The hope is that it will speed up the judicial process and cut costs in the region's courts.
The pilot programme, which was attended by more than 15 judges from around the country, took place at Pinsent Masons' offices in Birmingham.
It focused on electronic disclosure - the gathering and exchanging of electronically generated and stored documents such as emails, word documents, excel spreadsheets, audio files and databases.
In 2005 the Civil Procedure Rules which govern the way cases are conducted in England and Wales laid down new guidelines on the use of electronically generated documents in litigation cases. However, two years on there is growing concern that the rules are ambiguous and the process is both time consuming and expensive. According to a recent survey of 1,000 litigators 43 per cent believed that the rules had not had a positive impact whilst 56 per cent said they had led to increased costs in conducting cases. According to the survey one in four edisclosure cases cost more than £1 million.

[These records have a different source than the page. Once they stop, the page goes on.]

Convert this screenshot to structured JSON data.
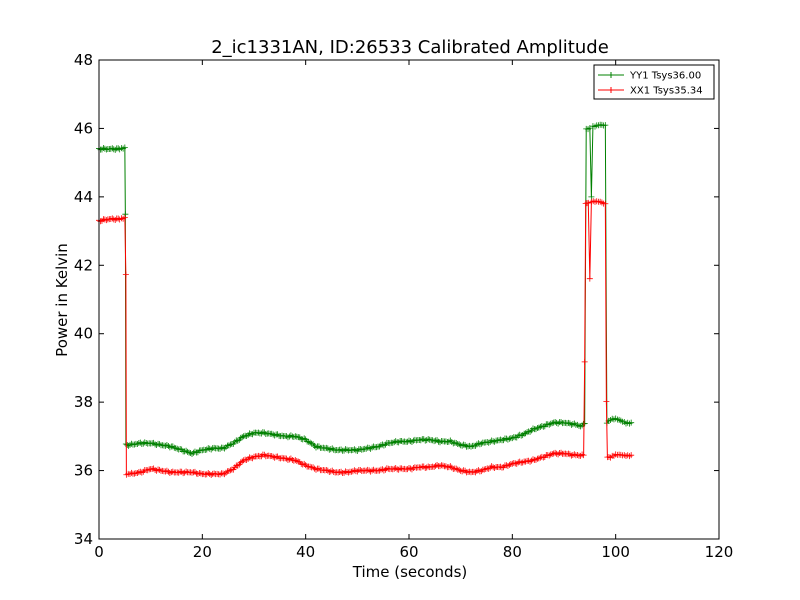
{
  "chart_data": {
    "type": "line",
    "title": "2_ic1331AN, ID:26533 Calibrated Amplitude",
    "xlabel": "Time (seconds)",
    "ylabel": "Power in Kelvin",
    "xlim": [
      0,
      120
    ],
    "ylim": [
      34,
      48
    ],
    "xticks": [
      0,
      20,
      40,
      60,
      80,
      100,
      120
    ],
    "yticks": [
      34,
      36,
      38,
      40,
      42,
      44,
      46,
      48
    ],
    "grid": false,
    "legend_position": "top-right",
    "marker": "+",
    "series": [
      {
        "name": "YY1 Tsys36.00",
        "color": "#008000",
        "points": [
          [
            0,
            45.4
          ],
          [
            2,
            45.4
          ],
          [
            4,
            45.4
          ],
          [
            5,
            45.45
          ],
          [
            5.1,
            43.5
          ],
          [
            5.2,
            36.75
          ],
          [
            6,
            36.75
          ],
          [
            8,
            36.8
          ],
          [
            10,
            36.8
          ],
          [
            12,
            36.75
          ],
          [
            14,
            36.7
          ],
          [
            16,
            36.6
          ],
          [
            18,
            36.5
          ],
          [
            20,
            36.6
          ],
          [
            22,
            36.65
          ],
          [
            24,
            36.65
          ],
          [
            26,
            36.8
          ],
          [
            28,
            37.0
          ],
          [
            30,
            37.1
          ],
          [
            32,
            37.1
          ],
          [
            34,
            37.05
          ],
          [
            36,
            37.0
          ],
          [
            38,
            37.0
          ],
          [
            40,
            36.9
          ],
          [
            42,
            36.7
          ],
          [
            44,
            36.65
          ],
          [
            46,
            36.6
          ],
          [
            48,
            36.6
          ],
          [
            50,
            36.6
          ],
          [
            52,
            36.65
          ],
          [
            54,
            36.7
          ],
          [
            56,
            36.8
          ],
          [
            58,
            36.85
          ],
          [
            60,
            36.85
          ],
          [
            62,
            36.9
          ],
          [
            64,
            36.9
          ],
          [
            66,
            36.85
          ],
          [
            68,
            36.85
          ],
          [
            70,
            36.75
          ],
          [
            72,
            36.7
          ],
          [
            74,
            36.8
          ],
          [
            76,
            36.85
          ],
          [
            78,
            36.9
          ],
          [
            80,
            36.95
          ],
          [
            82,
            37.05
          ],
          [
            84,
            37.2
          ],
          [
            86,
            37.3
          ],
          [
            88,
            37.4
          ],
          [
            90,
            37.4
          ],
          [
            92,
            37.35
          ],
          [
            93.5,
            37.3
          ],
          [
            94,
            37.4
          ],
          [
            94.3,
            46.0
          ],
          [
            95,
            46.0
          ],
          [
            95.3,
            44.0
          ],
          [
            95.6,
            46.05
          ],
          [
            96,
            46.05
          ],
          [
            97,
            46.1
          ],
          [
            98,
            46.1
          ],
          [
            98.3,
            37.4
          ],
          [
            99,
            37.5
          ],
          [
            100,
            37.5
          ],
          [
            101,
            37.45
          ],
          [
            102,
            37.4
          ],
          [
            103,
            37.4
          ]
        ]
      },
      {
        "name": "XX1 Tsys35.34",
        "color": "#ff0000",
        "points": [
          [
            0,
            43.3
          ],
          [
            2,
            43.35
          ],
          [
            4,
            43.35
          ],
          [
            5,
            43.4
          ],
          [
            5.2,
            41.7
          ],
          [
            5.3,
            35.9
          ],
          [
            6,
            35.9
          ],
          [
            8,
            35.95
          ],
          [
            10,
            36.05
          ],
          [
            12,
            36.0
          ],
          [
            14,
            35.95
          ],
          [
            16,
            35.95
          ],
          [
            18,
            35.95
          ],
          [
            20,
            35.9
          ],
          [
            22,
            35.9
          ],
          [
            24,
            35.9
          ],
          [
            26,
            36.05
          ],
          [
            28,
            36.3
          ],
          [
            30,
            36.4
          ],
          [
            32,
            36.45
          ],
          [
            34,
            36.4
          ],
          [
            36,
            36.35
          ],
          [
            38,
            36.3
          ],
          [
            40,
            36.15
          ],
          [
            42,
            36.05
          ],
          [
            44,
            36.0
          ],
          [
            46,
            35.95
          ],
          [
            48,
            35.95
          ],
          [
            50,
            36.0
          ],
          [
            52,
            36.0
          ],
          [
            54,
            36.0
          ],
          [
            56,
            36.05
          ],
          [
            58,
            36.05
          ],
          [
            60,
            36.05
          ],
          [
            62,
            36.1
          ],
          [
            64,
            36.1
          ],
          [
            66,
            36.15
          ],
          [
            68,
            36.1
          ],
          [
            70,
            36.0
          ],
          [
            72,
            35.95
          ],
          [
            74,
            36.0
          ],
          [
            76,
            36.1
          ],
          [
            78,
            36.1
          ],
          [
            80,
            36.2
          ],
          [
            82,
            36.25
          ],
          [
            84,
            36.3
          ],
          [
            86,
            36.4
          ],
          [
            88,
            36.5
          ],
          [
            90,
            36.5
          ],
          [
            92,
            36.45
          ],
          [
            93.8,
            36.45
          ],
          [
            94,
            39.2
          ],
          [
            94.2,
            43.8
          ],
          [
            94.7,
            43.85
          ],
          [
            95.0,
            41.6
          ],
          [
            95.3,
            43.85
          ],
          [
            96,
            43.85
          ],
          [
            97,
            43.85
          ],
          [
            98,
            43.8
          ],
          [
            98.2,
            38.0
          ],
          [
            98.4,
            36.4
          ],
          [
            99,
            36.4
          ],
          [
            100,
            36.45
          ],
          [
            101,
            36.45
          ],
          [
            102,
            36.45
          ],
          [
            103,
            36.45
          ]
        ]
      }
    ]
  }
}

His Honour Judge Simon Brown QC, Specialist Mercantile Judge at Birmingham Civil Justice Centre, commented: "It is essential that all involved in dispute resolution urgently get to grips with the enormous burdens and costs now being caused by the proliferation of electronic data before they overwhelms us.
"The key to resolving disputes efficiently lies in being able to quickly identify only those pieces of data out of a mountain of information that are significant and decisive in any case.
"The courts will be pro-active at an early stage of case management in helping to achieve this objective with a view to dealing with cases justly and reducing the great expense that is the blight of civil litigation."
Mark Surguy, senior associate at Pinsent Masons and one of the pioneers of the initiative, added: "The huge volumes of electronically generated evidence pose a real challenge to the legal profession and to its clients.
"The initiative has been warmly welcomed by the region's judiciary and we hope this pioneering initiative will be used by other courts in the country and will lead to clear statements of best practice."